Dentists and endodontists use EDTA solutions to remove inorganic debris (smear layer) and lubricate the canals in endodontics. This procedure helps prepare root canals for obturation. Furthermore, EDTA solutions with the addition of a surfactant loosen up calcifications inside a root canal and allow instrumentation (canals shaping) and facilitate apical advancement of a file in a tight/calcified root canal towards the apex. It serves as a preservative (usually to enhance the action of another preservative such as benzalkonium chloride or thiomersal) in ocular preparations and eyedrops. In evaluating kidney function, the complex [Cr(edta)]− is administered intravenously and its filtration into the urine is monitored. This method is useful for evaluating glomerular filtration rate.

EDTA is used extensively in the analysis of blood. It is an anticoagulant for blood samples for CBC/FBEs.

EDTA is a slime dispersant, and has been found to be highly effective in reducing bacterial growth during implantation of intraocular lenses (IOLs).

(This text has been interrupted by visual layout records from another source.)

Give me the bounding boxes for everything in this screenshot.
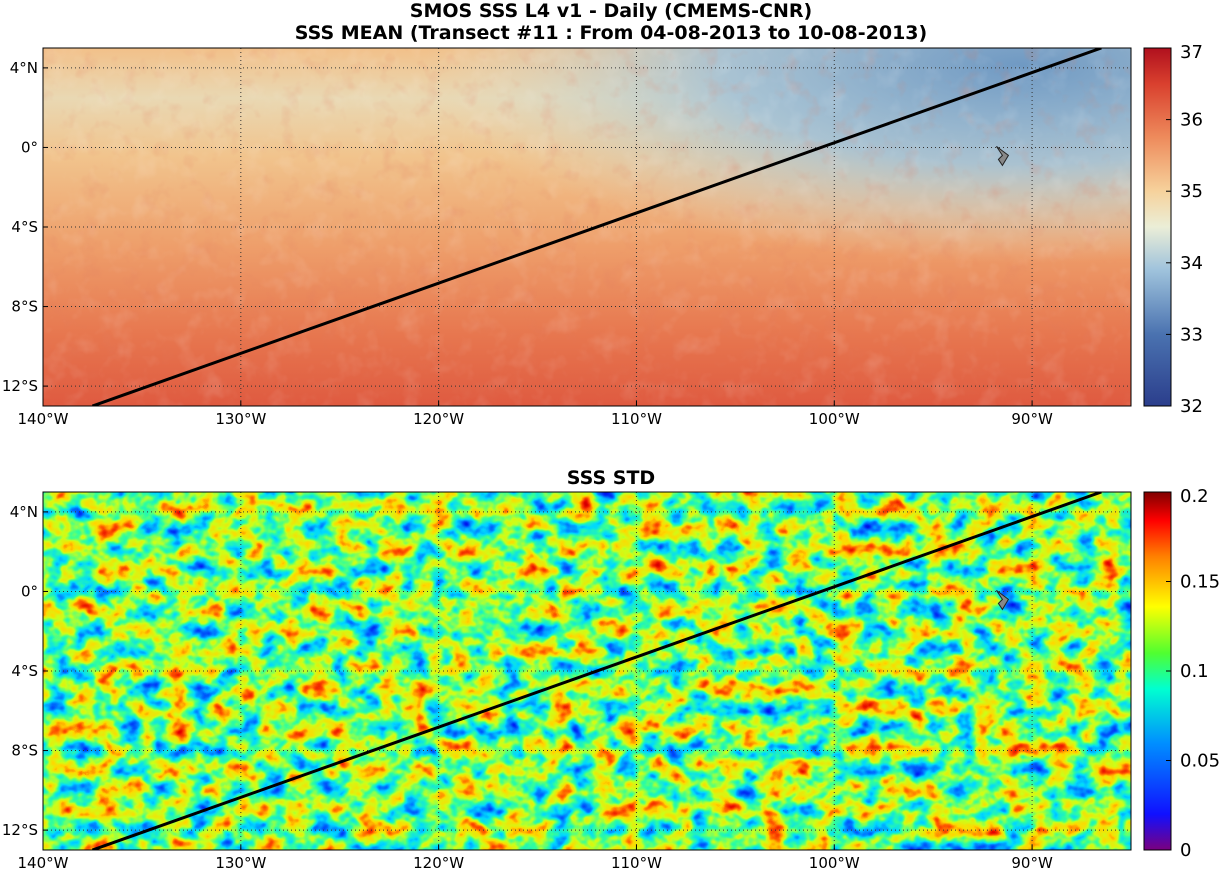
lon-tick-label: 140°W (18, 410, 69, 428)
lon-tick-label: 90°W (1011, 854, 1053, 871)
top-colorbar (1143, 47, 1172, 407)
colorbar-tick-label: 0.1 (1180, 661, 1209, 682)
graticule-bottom (43, 492, 1131, 850)
colorbar-tick-label: 37 (1180, 42, 1203, 63)
lat-tick-label: 8°S (11, 742, 38, 760)
lon-tick-label: 140°W (18, 854, 69, 871)
transect-line-bottom (91, 492, 1102, 850)
top-map-panel (43, 48, 1131, 406)
lat-tick-label: 12°S (2, 377, 38, 395)
lon-tick-label: 130°W (215, 410, 266, 428)
main-title: SMOS SSS L4 v1 - Daily (CMEMS-CNR) (409, 0, 813, 22)
lat-tick-label: 4°S (11, 218, 38, 236)
transect-line-top (91, 48, 1102, 406)
lon-tick-label: 90°W (1011, 410, 1053, 428)
top-map-axes: 140°W 130°W 120°W 110°W 100°W 90°W 4°N 0° 4°S 8°S… (2, 59, 1053, 428)
lat-tick-label: 4°N (10, 59, 38, 77)
top-colorbar-ticks: 37 36 35 34 33 32 (1166, 42, 1203, 417)
colorbar-tick-label: 36 (1180, 110, 1203, 131)
colorbar-tick-label: 33 (1180, 324, 1203, 345)
lat-tick-label: 4°S (11, 662, 38, 680)
bottom-panel-title: SSS STD (566, 467, 656, 489)
galapagos-icon (996, 589, 1010, 611)
graticule-top (43, 48, 1131, 406)
lat-tick-label: 0° (21, 138, 38, 156)
colorbar-tick-label: 35 (1180, 181, 1203, 202)
bottom-map-axes: 140°W 130°W 120°W 110°W 100°W 90°W 4°N 0° 4°S 8°S… (2, 503, 1053, 871)
colorbar-tick-label: 34 (1180, 253, 1203, 274)
lon-tick-label: 110°W (611, 854, 662, 871)
subtitle: SSS MEAN (Transect #11 : From 04-08-2013… (294, 22, 928, 44)
lon-tick-label: 110°W (611, 410, 662, 428)
lon-tick-label: 120°W (413, 410, 464, 428)
lat-tick-label: 0° (21, 582, 38, 600)
colorbar-tick-label: 0.2 (1180, 486, 1209, 507)
galapagos-icon (996, 145, 1010, 167)
lon-tick-label: 120°W (413, 854, 464, 871)
bottom-map-panel (43, 492, 1131, 850)
lat-tick-label: 4°N (10, 503, 38, 521)
lon-tick-label: 100°W (809, 410, 860, 428)
colorbar-tick-label: 0.05 (1180, 751, 1220, 772)
colorbar-tick-label: 0 (1180, 840, 1191, 861)
lon-tick-label: 130°W (215, 854, 266, 871)
lat-tick-label: 12°S (2, 821, 38, 839)
lon-tick-label: 100°W (809, 854, 860, 871)
colorbar-tick-label: 0.15 (1180, 572, 1220, 593)
lat-tick-label: 8°S (11, 298, 38, 316)
bottom-colorbar-ticks: 0.2 0.15 0.1 0.05 0 (1166, 486, 1220, 861)
colorbar-tick-label: 32 (1180, 396, 1203, 417)
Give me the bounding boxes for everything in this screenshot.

Alternative medical treatment of atherosclerosis

Some alternative practitioners believe EDTA acts as an antioxidant, preventing free radicals from injuring blood vessel walls, therefore reducing atherosclerosis. These ideas are as yet unsupported by rigorous scientific studies, and seem to contradict some currently accepted principles. The U.S. FDA has not approved it for the treatment of atherosclerosis.

Cosmetics

In shampoos, cleaners and other personal care products EDTA salts are used as a sequestering agent to improve their stability in air.

Laboratory applications

In the laboratory, EDTA is widely used for scavenging metal ions: In biochemistry and molecular biology, ion depletion is commonly used to deactivate metal-dependent enzymes, either as an assay for their reactivity or to suppress damage to DNA or proteins. In analytical chemistry, EDTA is used in complexometric titrations and analysis of water hardness or as a masking agent to sequester metal ions that would interfere with the analyses. EDTA finds many specialized uses in the biomedical laboratories, such as in veterinary ophthalmology as an anticollagenase to prevent the worsening of corneal ulcers in animals. In tissue culture EDTA is used as a chelating agent that binds to calcium and prevents joining of cadherins between cells, preventing clumping of cells grown in liquid suspension, or detaching adherent cells for passaging. In histopathology, EDTA can be used as a decalcifying agent making it possible to cut sections using a microtome once the tissue sample is demineralised. EDTA is also known to inhibit a range of metallopeptidases, the method of inhibition occurs via the chelation of the metal ion required for catalytic activity. EDTA can also be used to test for bioavailability of heavy metals in sediments. However, EDTA may influence the bioavailability of metals in solution, which may pose concerns regarding its effects in the environment, especially given its widespread uses and applications.

Health effects

EDTA exhibits low acute toxicity with LD50 (rat) of 2.0 – 2.2 g/kg. It has been found to be both cytotoxic and weakly genotoxic in laboratory animals. Oral exposures have been noted to cause reproductive and developmental effects.The same study by Lanigan also found that both dermal exposure to EDTA in most cosmetic formulations and inhalation exposure to EDTA in aerosolized cosmetic formulations would produce exposure levels below those seen to be toxic in oral dosing studies.